= Cock ale =

Archaic English ale made with chicken

Cock ale, popular in 17th- and 18th-century England, was an ale whose recipe consisted of normal ale, to which was later added a bag stuffed with a parboiled, skinned and gutted cock, and various fruits and spices.

==Recipe==
The Oxford English Dictionary, which describes Cock ale as "ale mixed with the jelly or minced meat of a boiled cock, besides other ingredients", dates the drink's earliest mention to the mid 17th century, in Kenelm Digby's Closet Opened (published in 1669). Included as a recipe, Digby's guide prescribes:

Take eight Gallons of Ale; take a Cock and boil him well; then take four pounds of Raisins of the Sun well stoned, two or three Nutmegs, three or four flakes of Mace, half a pound of Dates; beat these all in a Mortar, and put to them two quarts of the best Sack; and when the Ale hath done working, put these in, and stop it close six or seven days, and then bottle it, and a month after you may drink it.
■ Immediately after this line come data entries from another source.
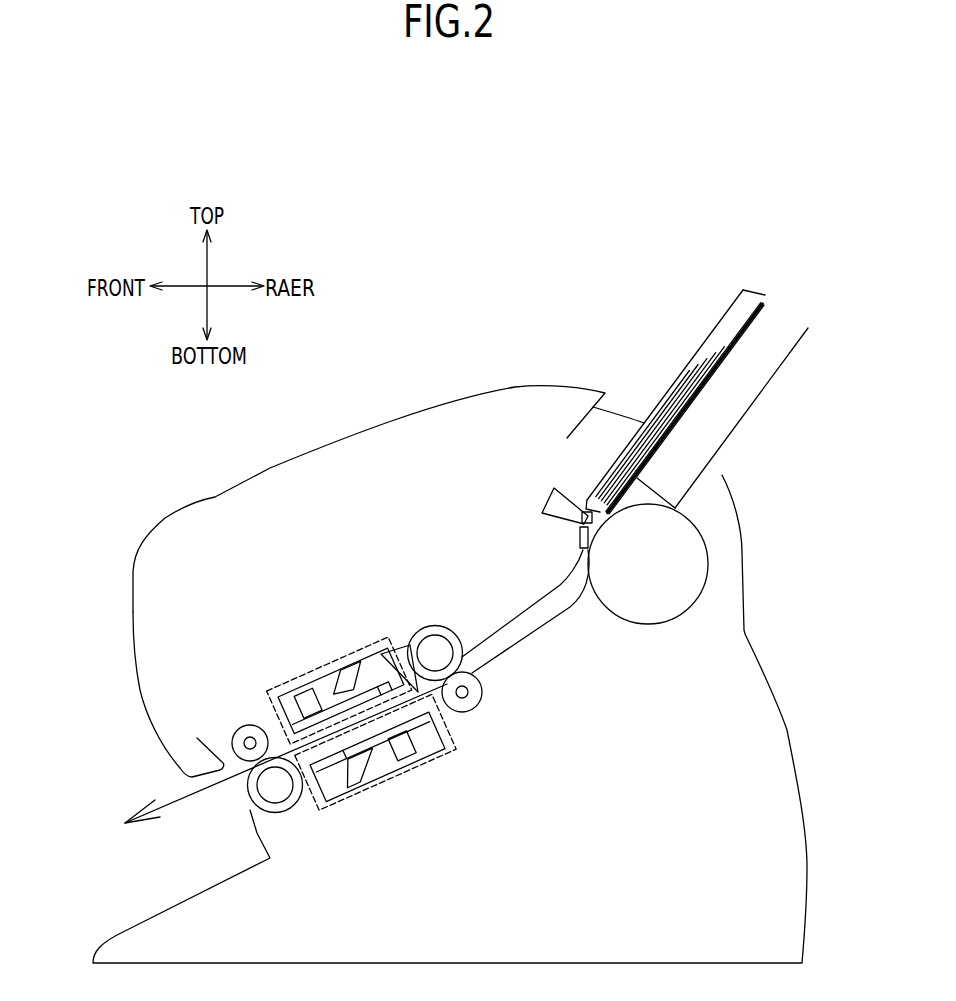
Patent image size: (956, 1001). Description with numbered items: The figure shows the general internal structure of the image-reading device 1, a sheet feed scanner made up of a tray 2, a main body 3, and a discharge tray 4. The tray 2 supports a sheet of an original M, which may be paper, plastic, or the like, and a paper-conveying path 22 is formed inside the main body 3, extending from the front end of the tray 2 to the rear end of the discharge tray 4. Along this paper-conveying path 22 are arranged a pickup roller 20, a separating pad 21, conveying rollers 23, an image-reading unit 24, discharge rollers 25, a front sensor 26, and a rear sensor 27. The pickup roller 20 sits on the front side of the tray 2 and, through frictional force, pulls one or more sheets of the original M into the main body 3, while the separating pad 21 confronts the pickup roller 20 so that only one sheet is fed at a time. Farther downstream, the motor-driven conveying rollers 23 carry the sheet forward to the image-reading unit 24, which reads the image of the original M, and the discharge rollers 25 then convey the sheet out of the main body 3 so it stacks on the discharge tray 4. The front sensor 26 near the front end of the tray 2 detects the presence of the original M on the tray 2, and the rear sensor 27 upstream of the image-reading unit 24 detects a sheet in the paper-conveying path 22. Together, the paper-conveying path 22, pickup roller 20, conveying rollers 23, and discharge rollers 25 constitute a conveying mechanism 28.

The image-reading device 1 is at (459, 332).
The tray 2 is at (748, 378).
The main body 3 is at (523, 407).
The discharge tray 4 is at (170, 907).
The original M is at (690, 370).
The pickup roller 20 is at (650, 605).
The separating pad 21 is at (580, 540).
The paper-conveying path 22 is at (532, 608).
The conveying rollers 23 is at (463, 688).
The image-reading unit 24 is at (316, 668).
The discharge rollers 25 is at (273, 780).
The front sensor 26 is at (555, 505).
The rear sensor 27 is at (392, 645).
The conveying mechanism 28 is at (352, 508).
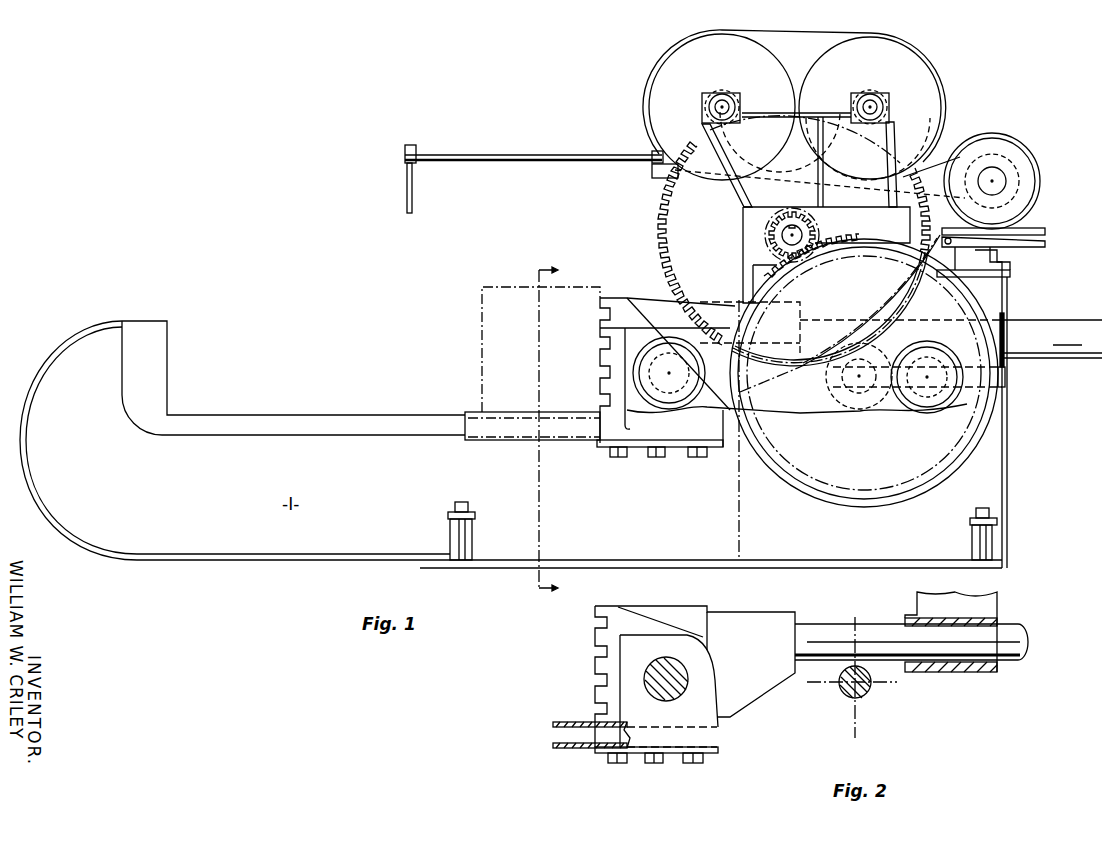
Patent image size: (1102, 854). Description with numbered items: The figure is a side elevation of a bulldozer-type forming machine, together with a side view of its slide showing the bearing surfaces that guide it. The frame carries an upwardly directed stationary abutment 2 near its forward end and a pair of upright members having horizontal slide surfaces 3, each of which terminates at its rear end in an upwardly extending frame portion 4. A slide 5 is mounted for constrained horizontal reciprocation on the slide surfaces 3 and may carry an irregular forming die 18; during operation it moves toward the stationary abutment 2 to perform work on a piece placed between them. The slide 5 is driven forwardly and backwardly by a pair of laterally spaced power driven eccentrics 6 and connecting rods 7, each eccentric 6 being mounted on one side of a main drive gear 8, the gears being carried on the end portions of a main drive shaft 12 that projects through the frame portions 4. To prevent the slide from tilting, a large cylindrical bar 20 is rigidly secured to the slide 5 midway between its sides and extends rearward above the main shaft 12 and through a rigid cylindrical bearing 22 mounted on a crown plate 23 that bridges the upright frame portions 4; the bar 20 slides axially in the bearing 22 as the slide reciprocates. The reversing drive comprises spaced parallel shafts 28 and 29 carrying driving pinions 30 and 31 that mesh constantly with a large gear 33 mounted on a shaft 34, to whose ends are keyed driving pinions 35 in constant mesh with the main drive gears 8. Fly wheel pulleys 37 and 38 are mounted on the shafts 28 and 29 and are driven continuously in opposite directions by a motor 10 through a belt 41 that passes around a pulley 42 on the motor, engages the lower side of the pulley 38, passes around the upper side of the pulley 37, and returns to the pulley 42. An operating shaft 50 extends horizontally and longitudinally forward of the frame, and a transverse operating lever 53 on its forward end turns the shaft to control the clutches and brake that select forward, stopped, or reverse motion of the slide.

In FIG. 1, the stationary abutment 2 is at (167, 358).
In FIG. 1, the slide surfaces 3 is at (468, 412).
In FIG. 2, the slide surfaces 3 is at (570, 722).
In FIG. 1, the upwardly extending frame portion 4 is at (743, 290).
In FIG. 1, the slide 5 is at (600, 366).
In FIG. 2, the slide 5 is at (595, 668).
In FIG. 1, the eccentrics 6 is at (928, 404).
In FIG. 1, the connecting rods 7 is at (807, 410).
In FIG. 1, the main drive gear 8 is at (857, 503).
In FIG. 1, the motor 10 is at (1020, 168).
In FIG. 1, the main drive shaft 12 is at (858, 395).
In FIG. 2, the main drive shaft 12 is at (866, 690).
In FIG. 1, the irregular forming die 18 is at (482, 309).
In FIG. 1, the bar 20 is at (1053, 339).
In FIG. 2, the bar 20 is at (911, 642).
In FIG. 1, the cylindrical bearing 22 is at (1004, 318).
In FIG. 2, the cylindrical bearing 22 is at (907, 620).
In FIG. 1, the crown plate 23 is at (1005, 380).
In FIG. 1, the shaft 28 is at (714, 108).
In FIG. 1, the shaft 29 is at (880, 108).
In FIG. 1, the driving pinion 30 is at (733, 93).
In FIG. 1, the driving pinion 31 is at (872, 93).
In FIG. 1, the gear 33 is at (660, 212).
In FIG. 1, the shaft 34 is at (782, 236).
In FIG. 1, the driving pinions 35 is at (778, 253).
In FIG. 1, the fly wheel pulley 37 is at (678, 60).
In FIG. 1, the fly wheel pulley 38 is at (918, 62).
In FIG. 1, the belt 41 is at (648, 102).
In FIG. 1, the pulley 42 is at (1012, 148).
In FIG. 1, the operating shaft 50 is at (497, 153).
In FIG. 1, the operating lever 53 is at (412, 205).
A similar recipe was printed in 1739 in The Compleat Housewife:

Take ten gallons of ale, and a large cock, the older the better; parboil the cock, flay him, and stamp him in a stone mortar till his bones are broken (you must craw and gut him when you flay him); then put the cock into two quarts of sack, and put it to three pounds of raisins of the sun stoned, some blades of mace, and a few cloves; put all these into a canvas bag, and a little before you find the ale has done working, put the ale and bag together into a vessel; in a week or nine days time bottle it up; fill the bottle but just above the neck, and give the same time to ripen as other ale.

Thomas Fuller's Pharmacopœia extemporanea (1710) offers a recipe for Pectoral Ale (a cough medicine), which, with the addition of the afore-mentioned bird, parboiled, could apparently be turned into Cock ale. Fuller explained that the drink "sweetens the Acrimony of the blood and humours, incites clammy phlegm, facilitates expectoration, invigorates the lungs, supplies soft nourishment, and is very profitable even in a consumption itself, if not too far gone." The drink's supposed medicinal qualities were also advertised in John Nott's Cooks and Confectioner's Dictionary (1723), which claims that Cock ale is "good against a Consumption, and to restore a decay'd Nature."

==Descriptions==
A contemporary biographer claimed that King William III preferred Cock ale over wine. The drink's entry in Robert Nares's Glossary describes it as "a sort of ale which was very celebrated in the seventeenth century for its superior quality". Also included in that entry is a quote from Ned Ward's The London Spy, which calls Cock ale "a mixture of small-beer and treacle", although the author continues: "if this be cock-ale, said I, e'en let cocks-combs drink it." Nathan Bailey's Dictionarium britannicum (1736) describes it as a "pleasant drink, said to be provocative", a sentiment mirrored by Francis Grose's Classical Dictionary of the Vulgar Tongue (1785), which also calls it provocative. Writing in 1929, William Henry Nugent claimed that Cock ale was a concoction of bread and ale fed to fighting birds.

Several authors have theorised that Cock ale may have mutated into cocktail, an American word first recorded in 1803 whose origin is now lost.